Publisher: Outskirts Press
ISBN: 9781977238016
Category : Biography & Autobiography
Languages : en
Pages : 540
Book Description
IN SLOCUMS'S WAKE, written for sailors and non-sailors alike, is an autobiographical tale of a hard-won circumnavigation aboard a 43-foot cutter. This story will entice, entrance and inspire the reader whether you intend to embark on your own voyage or just enjoy a good adventure saga. With a primary focus on the remarkable people and places encountered during nearly five years at sea, IN SLOCUM'S WAKE also offers those who are planning their own long-distance off-shore exploit invaluable advice and data about best routes, strategies, stops, services and tricks of the trade. If you have always dreamed of undertaking such a journey, IN SLOCUM'S WAKE will either help you summon the courage to actually take the leap or convince you it's really not worth the risk or trouble you will surely encounter along the watery way. It's impossible to sail around the world without facing some of the most challenging experiences of your life.
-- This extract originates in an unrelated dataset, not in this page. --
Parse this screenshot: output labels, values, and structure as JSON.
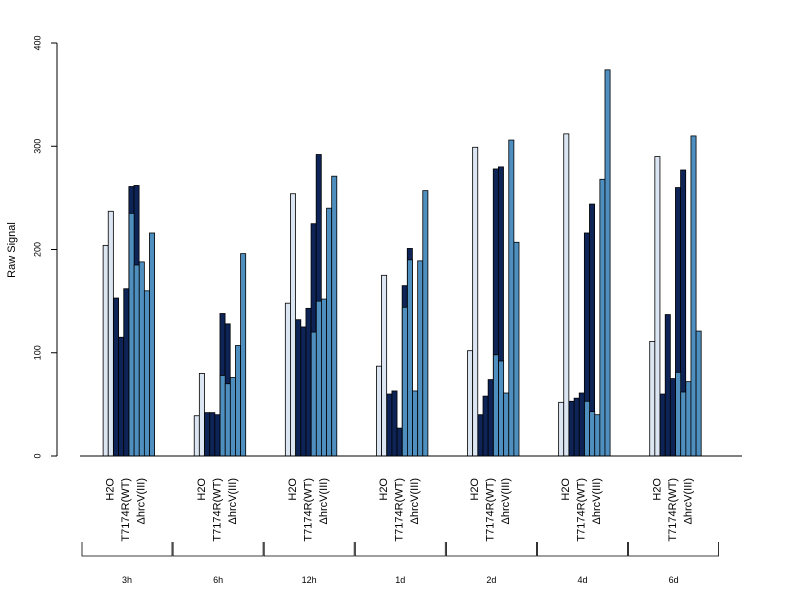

On the flip side, you will also surely discover the most sublime and exhilarating moments and memories guaranteed to stay with you for the rest of your earthbound days. Nat Warren-White's five-year journey follows many of the same passages and roughly traces much of the route followed by Joshua Slocum who, in the late 1800s, became the first person to sail alone around the world. IN SLOCUM'S WAKE compares the challenges Warren-White faced aboard his South African-built sloop, BAHATI, with those faced by Slocum aboard his 37-foot Chesapeake Bay oyster-fishing vessel, SPRAY . The two boats are similar in design and capability though built more than 100 years apart, one in wood, the other in fiberglass. The two captains are similar in background and stature, though born almost 100 years apart. To both men, navigating the world's oceans came from a similar motivation: "...a natural outcome of [a] love of adventure, [and] of [our] lifelong experience" in, on and around the sea.